G20 bridges differences before key finance summit

Before a key summit on tackling the economic crisis, rich and emerging nations have agreed common ground on hiking IMF funds and stricter market regulation but remain split on stimulus measures.

G20 finance ministers on Saturday vowed to take "whatever action is necessary" on the world economic slowdown, after talks preparing for a London summit of world leaders on April 2.

They played down signs of division between the United States and Europe on how best to boost the global economy, insisting the road to the summit next month was smooth.

"We're prepared to take whatever action is necessary to ensure growth is restored and we're committed to do that for however long it takes," British finance minister Alistair Darling said Saturday after hosting the G20 talks.

"I believe that this does provide a very clear sense of direction."

The politicians managed to reach agreement on the need for an "urgent" and substantial funding boost for the International Monetary Fund (IMF), although a communique issued afterwards did not state a figure.

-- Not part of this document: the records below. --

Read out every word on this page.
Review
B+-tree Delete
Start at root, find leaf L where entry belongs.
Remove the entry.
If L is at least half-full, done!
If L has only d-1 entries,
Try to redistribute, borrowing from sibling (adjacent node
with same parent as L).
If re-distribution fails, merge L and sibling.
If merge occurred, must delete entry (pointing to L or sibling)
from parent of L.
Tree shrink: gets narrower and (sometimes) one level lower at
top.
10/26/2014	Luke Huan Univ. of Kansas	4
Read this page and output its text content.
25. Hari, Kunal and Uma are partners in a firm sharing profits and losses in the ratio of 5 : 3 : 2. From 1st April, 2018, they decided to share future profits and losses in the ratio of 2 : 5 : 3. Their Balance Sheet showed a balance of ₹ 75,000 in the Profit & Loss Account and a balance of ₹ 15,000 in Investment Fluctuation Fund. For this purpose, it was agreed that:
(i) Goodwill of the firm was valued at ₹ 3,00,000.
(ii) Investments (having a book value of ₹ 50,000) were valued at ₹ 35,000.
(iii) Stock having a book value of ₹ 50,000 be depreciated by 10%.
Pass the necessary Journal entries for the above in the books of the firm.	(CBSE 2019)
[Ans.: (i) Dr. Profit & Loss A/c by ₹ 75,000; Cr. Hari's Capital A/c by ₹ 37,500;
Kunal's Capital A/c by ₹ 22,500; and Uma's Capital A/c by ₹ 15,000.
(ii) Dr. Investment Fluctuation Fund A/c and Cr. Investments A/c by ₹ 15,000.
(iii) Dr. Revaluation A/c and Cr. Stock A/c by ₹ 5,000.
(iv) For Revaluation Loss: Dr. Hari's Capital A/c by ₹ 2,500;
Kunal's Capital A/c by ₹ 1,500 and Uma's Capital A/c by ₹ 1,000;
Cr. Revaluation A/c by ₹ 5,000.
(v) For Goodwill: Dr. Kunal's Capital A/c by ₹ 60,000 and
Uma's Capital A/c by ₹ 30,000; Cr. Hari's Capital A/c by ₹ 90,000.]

They also agreed to some tougher regulation of the financial system.

But the meeting failed to reach consensus on a new stimulus package, despite controversial calls from the US, the world's largest economy, for coordinated international pump-priming in recent days.

US President Barack Obama, who will attend the London summit in April, denied there were divisions on how to tackle the financial crisis, deriding such a notion as a "phony" story drummed up by the media.

"I don't know where this notion has emerged that somehow there are sides developing with respect to the G20," Obama told reporters after meeting Brazil's President Luiz Inacio Lula da Silva at the White House.

Agreement on IMF funding came after the United States recently suggested that its lending capacity should be trebled to 750 billion dollars (580 billion euros).

European leaders want to double the figure to 500 billion dollars.

The G20 on Saturday stated its key priority was restoring bank lending to help ease the effects of the crisis.

But Germany and France are opposed to US calls for new stimulus, instead favouring tougher regulation to tackle the crisis.

French Finance Minister Christine Lagarde said she was "delighted" that the G20 was closer on agreeing tighter regulation of markets.

The United States, eurozone, Japan and Britain are all in recession as the global economy struggles to recover from the worldwide credit crunch that erupted in late 2007.

Commercial banks are lending less cash amid fears about their exposure to the collapsed US sub-prime property market.

Also Saturday, British Prime Minister Gordon Brown, who will host the G20 summit, and German Chancellor Angela Merkel talked up the prospect of agreement on April 2.

"I'm very positive, I'm very optimistic that we will be able to... come to an agreement together with the United States, with emerging economies such as China and India," said Merkel after meeting Brown.

Brown, meanwhile, highlighted US support for changes in regulations for hedge funds and other "shadow banking" operations.

Highly speculative and lightly regulated hedge funds have been blamed for fuelling instability in financial markets.

Measures agreed at the G20 talks in Horsham, near London, included regulatory oversight of all credit agencies, blamed for being too slow to alert investors to high-risk instruments, as well as a need for "sufficient supervision and regulation of hedge funds".

US Treasury Secretary Timothy Geithner on Saturday said there was unprecedented unity among the G20 on the economy, insisting: "The world is with us" when asked about stimulus.

"We are seeing the world move together at a speed and on a scale without precedent in modern times," he said.

"We have a very broad basis consensus globally now on the need to act aggressively to restore growth."

The G20, whose members also include Canada, India, Italy, Russia and South Korea, also pledged Saturday to "fight all forms of protectionism and maintain open trade" and stressed commitment to helping developing economies.